Фатима смутилась. Она едва коснулась губами края своего стакана, как птичка.

— Поешь еще. Это ванильные вафли. По-прежнему любишь их?

— Знаешь, мама, мы с тобой похожи сейчас на мужа и жену. Стареть — это совсем неплохо.

— Кино, не заставляй меня краснеть.

— Почему?

— Потому что у меня еще уйма сказочных планов.

— Но это правильно. Я тоже только теперь и начинаю жить. И представляешь, у меня впереди еще по меньшей мере сорок лет.

По лицу Фатимы пробежала тень.

— Не говори так, Кино.

— Думаешь, накликаю беду?

— Нет, но то же самое утверждал твой отец. — Она собрала остатки завтрака и сложила их на поднос. — Ты ведь не будешь весь день лежать.

— Сейчас встану. Мне нужно сделать кое-какие несложные дела. Велю прислать вещи из гостиницы.

— Мне тоже надо уйти.

— Хочешь, провожу тебя?

— В другой раз. Сегодня у меня дело, которое я должна сделать одна.

— Что-то такое, чего я не должен знать?

— Это сюрприз. Я готовлю тебе сюрприз.

Аликино потянулся и посмотрел на пижаму, которая была на нем. Новая, точно по его размеру. В полоску, будто он сам выбирал ее.

— Мама, тебе нравится жить в Риме?

— Обожаю этот город.

— Ты не говорила мне, в каком году переехала сюда.

— В семьдесят втором. Джустина заболела, и я не могла оставить ее одну. Она умерла в семьдесят пятом, бедная моя сестренка. Ей было только пятьдесят пять лет.

— А дом в Болонье?

— Он так и стоит пустым. Я больше не возвращалась туда.

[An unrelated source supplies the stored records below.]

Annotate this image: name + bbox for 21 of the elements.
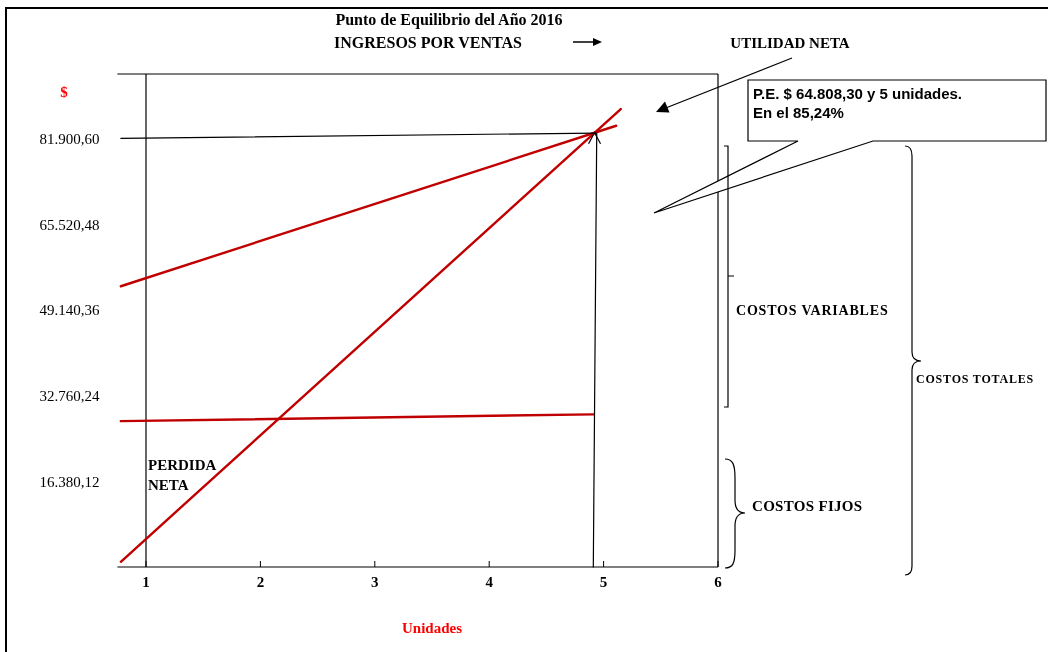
x-tick-label: 1 (142, 574, 150, 590)
y-tick-label: 65.520,48 (39, 216, 100, 233)
text: COSTOS VARIABLES (736, 303, 889, 318)
x-tick-label: 3 (371, 574, 379, 590)
x-tick-label: 5 (599, 574, 608, 590)
text: COSTOS TOTALES (916, 372, 1035, 386)
y-tick-label: 16.380,12 (39, 473, 100, 490)
x-tick-label: 2 (256, 574, 265, 590)
y-tick-label: 81.900,60 (39, 131, 100, 148)
y-tick-label: 49.140,36 (39, 302, 100, 319)
text: INGRESOS POR VENTAS (334, 34, 523, 51)
text: P.E. $ 64.808,30 y 5 unidades. En el 85,24% (753, 85, 963, 121)
x-tick-label: 6 (714, 574, 723, 590)
chart-title: Punto de Equilibrio del Año 2016 (335, 11, 563, 29)
x-axis-title: Unidades (401, 620, 463, 636)
y-axis-title: $ (60, 84, 69, 100)
annotation: PERDIDA NETA (148, 457, 217, 493)
text: UTILIDAD NETA (730, 35, 850, 51)
y-tick-label: 32.760,24 (39, 387, 100, 404)
text: COSTOS FIJOS (752, 498, 863, 514)
x-tick-label: 4 (485, 574, 494, 590)
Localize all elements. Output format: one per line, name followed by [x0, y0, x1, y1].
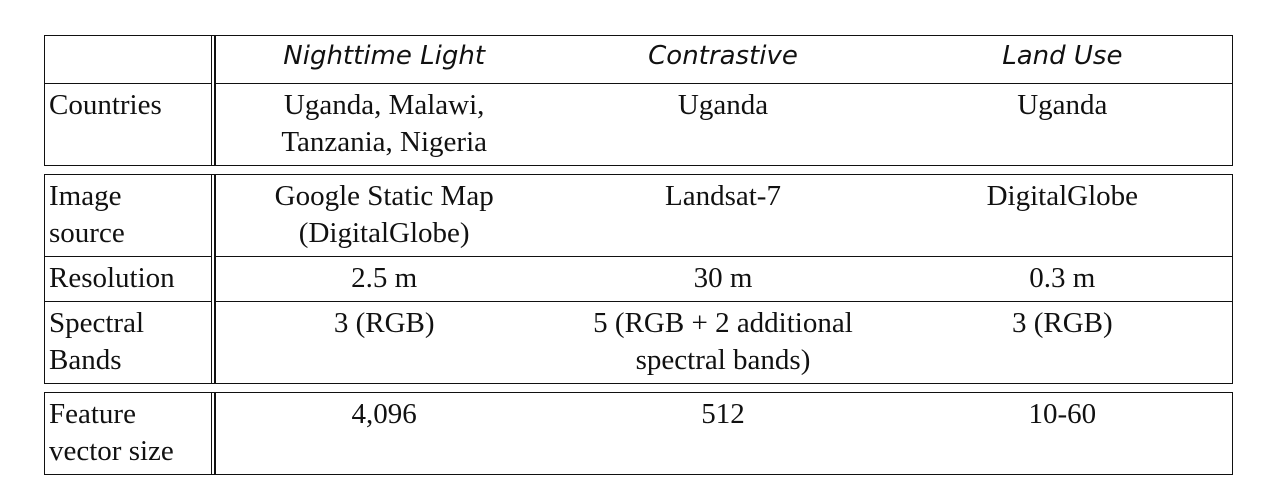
cell-line: Uganda	[1017, 89, 1108, 121]
row-label-line: Image	[49, 180, 122, 212]
cell-image-source-contrastive: Landsat-7	[553, 175, 892, 256]
cell-line: 10-60	[1028, 398, 1097, 430]
cell-countries-land-use: Uganda	[892, 83, 1232, 165]
row-label-line: vector size	[49, 435, 174, 467]
row-label-line: Resolution	[49, 262, 175, 294]
cell-line: DigitalGlobe	[986, 180, 1139, 212]
cell-resolution-contrastive: 30 m	[553, 256, 893, 301]
row-label-countries: Countries	[45, 83, 211, 165]
cell-line: 0.3 m	[1029, 262, 1096, 294]
double-rule	[211, 301, 216, 383]
row-label-line: Spectral	[49, 307, 145, 339]
cell-image-source-land-use: DigitalGlobe	[893, 175, 1232, 256]
cell-line: 2.5 m	[351, 262, 418, 294]
cell-line: 3 (RGB)	[1011, 307, 1113, 339]
row-label-spectral-bands: Spectral Bands	[45, 301, 211, 383]
column-header-contrastive: Contrastive	[648, 41, 798, 71]
double-rule	[211, 393, 216, 474]
cell-line: 30 m	[693, 262, 753, 294]
table-block-header: Nighttime Light Contrastive Land Use Cou…	[44, 35, 1233, 166]
row-label-line: source	[49, 217, 125, 249]
table-block-imagery: Image source Google Static Map (DigitalG…	[44, 174, 1233, 384]
row-label-image-source: Image source	[45, 175, 211, 256]
cell-line: Uganda	[677, 89, 769, 121]
column-header-nighttime-light: Nighttime Light	[214, 36, 553, 83]
row-label-line: Countries	[49, 89, 162, 121]
comparison-table: Nighttime Light Contrastive Land Use Cou…	[44, 35, 1233, 475]
cell-countries-contrastive: Uganda	[553, 83, 893, 165]
cell-spectral-bands-land-use: 3 (RGB)	[892, 301, 1232, 383]
cell-line: spectral bands)	[635, 344, 811, 376]
cell-feature-size-nighttime: 4,096	[214, 393, 553, 474]
cell-line: 5 (RGB + 2 additional	[593, 307, 853, 339]
cell-line: (DigitalGlobe)	[298, 217, 470, 249]
cell-spectral-bands-contrastive: 5 (RGB + 2 additional spectral bands)	[553, 301, 893, 383]
cell-line: Google Static Map	[274, 180, 494, 212]
double-rule	[211, 83, 216, 165]
row-label-line: Bands	[49, 344, 122, 376]
cell-countries-nighttime: Uganda, Malawi, Tanzania, Nigeria	[214, 83, 554, 165]
cell-line: Landsat-7	[665, 180, 781, 212]
double-rule	[211, 175, 216, 256]
column-header-land-use: Land Use	[1002, 41, 1123, 71]
row-label-feature-vector-size: Feature vector size	[45, 393, 211, 474]
cell-line: 3 (RGB)	[333, 307, 435, 339]
double-rule	[211, 256, 216, 301]
cell-line: Uganda, Malawi,	[283, 89, 485, 121]
cell-line: 512	[701, 398, 745, 430]
cell-feature-size-land-use: 10-60	[893, 393, 1232, 474]
cell-resolution-nighttime: 2.5 m	[214, 256, 554, 301]
cell-image-source-nighttime: Google Static Map (DigitalGlobe)	[214, 175, 553, 256]
corner-cell	[45, 36, 211, 83]
cell-feature-size-contrastive: 512	[553, 393, 892, 474]
cell-resolution-land-use: 0.3 m	[892, 256, 1232, 301]
cell-spectral-bands-nighttime: 3 (RGB)	[214, 301, 554, 383]
row-label-resolution: Resolution	[45, 256, 211, 301]
double-rule	[211, 36, 216, 83]
cell-line: Tanzania, Nigeria	[281, 126, 488, 158]
row-label-line: Feature	[49, 398, 136, 430]
cell-line: 4,096	[351, 398, 417, 430]
table-block-features: Feature vector size 4,096 512 10-60	[44, 392, 1233, 475]
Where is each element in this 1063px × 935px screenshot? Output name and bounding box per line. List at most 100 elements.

Она направилась с подносом к дверям, но двигалась не спеша, и была, как всегда, спокойна.

— Мама, а кто живет над нами?

Фатима взглянула на потолок.

— Никто не живет.

И ушла.

Аликино тоже посмотрел на потолок, потом, пожав плечами, поднялся с постели. Шаги, разбудившие его, видимо, доносились из какой-то другой квартиры. Наверное, просто долетал откуда-то этот звук, как и всякий другой шум. Он улыбнулся, представив себе старика, который маршировал там строевым шагом. Или, вернее, «римским шагом» — так называемым — парадным.